Sam’s bored. Benny’s not.

Sam’s bored. Benny’s not.

Courtesy Of C. Owsley Rain

Nothing to do
Culture Vulture has become convinced that boredom, if it’s done right, is one of the pinnacles of human achievement. The concept of boredom is grasped easily by the young; what adult has not been confronted by a kid anywhere between 5 and 18 with the complaint, often expressed in a sort of whining sigh, “I’m bored. There’s nothing to do.”

And, when confronted with said complaint, what adult has not offered a list of possible activities, ranging from, “Why don’t you get out your crayons and make a picture,” to “Why don’t you think up random words or names and type them into the computer’s search engine and see what you find,” or, “Well, since you’re bored anyway, maybe you should clean up your room. It’ll be better than doing it when you’re not bored.”

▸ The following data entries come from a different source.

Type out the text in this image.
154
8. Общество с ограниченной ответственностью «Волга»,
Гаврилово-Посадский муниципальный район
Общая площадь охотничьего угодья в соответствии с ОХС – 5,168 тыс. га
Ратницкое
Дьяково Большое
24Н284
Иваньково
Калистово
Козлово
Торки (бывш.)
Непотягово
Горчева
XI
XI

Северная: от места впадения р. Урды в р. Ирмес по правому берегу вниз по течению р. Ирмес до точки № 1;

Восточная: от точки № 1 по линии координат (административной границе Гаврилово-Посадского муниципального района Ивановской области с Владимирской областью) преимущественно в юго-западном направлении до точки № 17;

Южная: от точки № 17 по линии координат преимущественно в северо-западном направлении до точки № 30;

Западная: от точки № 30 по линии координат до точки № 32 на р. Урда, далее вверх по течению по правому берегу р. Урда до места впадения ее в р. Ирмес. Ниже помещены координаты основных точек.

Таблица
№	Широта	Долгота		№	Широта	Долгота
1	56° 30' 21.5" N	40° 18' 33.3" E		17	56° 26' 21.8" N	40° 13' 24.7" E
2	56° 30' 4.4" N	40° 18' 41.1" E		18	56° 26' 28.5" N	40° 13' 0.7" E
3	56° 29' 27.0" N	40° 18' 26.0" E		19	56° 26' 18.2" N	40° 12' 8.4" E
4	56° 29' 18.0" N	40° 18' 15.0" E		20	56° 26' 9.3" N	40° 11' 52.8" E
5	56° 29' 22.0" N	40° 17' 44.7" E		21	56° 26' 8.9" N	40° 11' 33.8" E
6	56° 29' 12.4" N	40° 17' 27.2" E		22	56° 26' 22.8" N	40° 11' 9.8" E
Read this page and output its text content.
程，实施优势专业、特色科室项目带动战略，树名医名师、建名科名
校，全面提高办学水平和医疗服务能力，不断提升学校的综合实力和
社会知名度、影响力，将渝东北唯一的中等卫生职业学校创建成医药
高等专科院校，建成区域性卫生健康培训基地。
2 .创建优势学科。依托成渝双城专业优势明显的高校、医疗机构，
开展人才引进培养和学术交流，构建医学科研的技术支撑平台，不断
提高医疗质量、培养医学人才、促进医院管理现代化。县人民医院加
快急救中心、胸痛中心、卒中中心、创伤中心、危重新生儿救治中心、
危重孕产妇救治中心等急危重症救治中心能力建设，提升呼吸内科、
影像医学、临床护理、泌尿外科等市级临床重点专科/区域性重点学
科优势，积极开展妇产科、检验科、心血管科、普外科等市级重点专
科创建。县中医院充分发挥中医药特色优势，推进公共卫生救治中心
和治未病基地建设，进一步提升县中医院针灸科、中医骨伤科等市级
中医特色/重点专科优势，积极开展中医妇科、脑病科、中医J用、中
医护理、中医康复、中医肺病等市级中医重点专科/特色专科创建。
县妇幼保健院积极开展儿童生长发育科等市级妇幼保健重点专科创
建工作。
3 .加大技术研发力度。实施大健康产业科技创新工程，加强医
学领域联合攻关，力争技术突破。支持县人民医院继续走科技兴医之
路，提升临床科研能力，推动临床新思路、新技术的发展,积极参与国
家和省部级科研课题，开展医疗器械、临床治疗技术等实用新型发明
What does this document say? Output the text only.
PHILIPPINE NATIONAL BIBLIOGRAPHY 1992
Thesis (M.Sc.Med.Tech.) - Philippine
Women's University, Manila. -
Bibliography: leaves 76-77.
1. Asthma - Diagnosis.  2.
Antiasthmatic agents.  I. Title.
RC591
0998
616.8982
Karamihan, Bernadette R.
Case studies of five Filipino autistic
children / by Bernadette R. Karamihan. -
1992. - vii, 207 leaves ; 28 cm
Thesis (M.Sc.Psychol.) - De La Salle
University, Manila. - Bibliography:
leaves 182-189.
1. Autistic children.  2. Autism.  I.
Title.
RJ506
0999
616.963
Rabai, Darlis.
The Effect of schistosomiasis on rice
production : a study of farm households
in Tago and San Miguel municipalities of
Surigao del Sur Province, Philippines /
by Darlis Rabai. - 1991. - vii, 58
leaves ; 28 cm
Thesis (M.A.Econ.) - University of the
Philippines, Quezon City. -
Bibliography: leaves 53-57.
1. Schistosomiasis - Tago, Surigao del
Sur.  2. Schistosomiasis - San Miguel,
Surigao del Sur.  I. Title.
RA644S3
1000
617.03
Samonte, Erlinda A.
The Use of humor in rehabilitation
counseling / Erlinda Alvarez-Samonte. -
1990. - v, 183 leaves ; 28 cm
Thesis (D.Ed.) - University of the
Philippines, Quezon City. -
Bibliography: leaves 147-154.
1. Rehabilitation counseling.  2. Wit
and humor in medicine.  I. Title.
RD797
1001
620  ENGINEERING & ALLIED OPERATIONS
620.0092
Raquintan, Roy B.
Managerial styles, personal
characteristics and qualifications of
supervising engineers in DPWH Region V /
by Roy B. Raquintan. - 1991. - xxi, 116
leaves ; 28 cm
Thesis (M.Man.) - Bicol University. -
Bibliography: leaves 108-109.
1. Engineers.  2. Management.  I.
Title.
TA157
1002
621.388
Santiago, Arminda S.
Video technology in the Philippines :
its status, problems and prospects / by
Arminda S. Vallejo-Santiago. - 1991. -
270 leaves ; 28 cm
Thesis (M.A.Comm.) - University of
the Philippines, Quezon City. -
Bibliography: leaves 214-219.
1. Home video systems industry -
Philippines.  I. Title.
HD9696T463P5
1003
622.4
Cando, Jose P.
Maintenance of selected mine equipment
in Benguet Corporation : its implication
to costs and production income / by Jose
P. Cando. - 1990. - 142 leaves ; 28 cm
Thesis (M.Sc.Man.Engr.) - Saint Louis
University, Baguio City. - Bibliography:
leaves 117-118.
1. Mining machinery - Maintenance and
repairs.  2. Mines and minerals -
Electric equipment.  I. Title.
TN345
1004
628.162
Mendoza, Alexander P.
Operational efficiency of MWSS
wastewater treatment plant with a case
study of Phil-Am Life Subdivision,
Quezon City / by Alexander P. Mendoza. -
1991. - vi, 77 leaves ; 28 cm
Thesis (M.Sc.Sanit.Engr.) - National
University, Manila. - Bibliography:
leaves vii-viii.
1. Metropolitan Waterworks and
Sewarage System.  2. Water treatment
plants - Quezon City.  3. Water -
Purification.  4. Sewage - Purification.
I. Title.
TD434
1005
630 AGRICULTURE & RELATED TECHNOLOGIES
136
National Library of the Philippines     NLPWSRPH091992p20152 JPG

More often than not, whatever suggestion is offered is met with further expressions of dissatisfaction, and we are left with the uneasy feeling that maybe life really is boring and that the majority of our activities are just distractions created to shield us from this dreadful conclusion.

So Culture Vulture, never one to sidestep difficult issues, has taken on a little research project. We will seek through the archives of cultural anthropology and see if there has ever been a culture that did not feature boredom as one of its common points. While not seeking to affirm a foredrawn conclusion, we admit that based on our current information it seems likely that only a society that provides a certain level of comfort and leisure could provide the necessary ingredients for genuine boredom.

We’ll keep you posted on the progress of our research. In the meantime, why don’t you get out your crayons and make a picture?

Get along little dog days
So, the garden is in full swing, squash the size of baseball bats seemingly materialize overnight; tiny ears of corn are swelling to slightly less tiny fruition, and the strawberries in the sawed-off whiskey barrel offer up a small snack on a daily basis. The yard swing beckons, and afternoon naps are a rare but welcome treat. We have entered the dog days of summer.

A tall glass of iced tea, a good book and a couch with a pillow propped up against the arm can keep us satisfied with life for hours on end. Add a dish of homemade ice cream and the companionship of a beloved partner, and the concept of heaven on Earth seems slightly less absurd than it did while reading the morning paper. The antics of Paris Hilton and Nicole Richie on The Simple Life 2 seem genuinely humorous, instead of like the slap in the face to working people that it normally feels like to see them.

Even reading that the presidential election may be “postponed” due to increased levels of terror seems silly and insignificant. Oh, wait. No it doesn’t. I doubt very much that I will be either truly bored or relaxed until after the election is actually held and it is verified beyond a shadow of a doubt that the next person to take the office actually won the election fair and square.

I guess I should go clean my room now.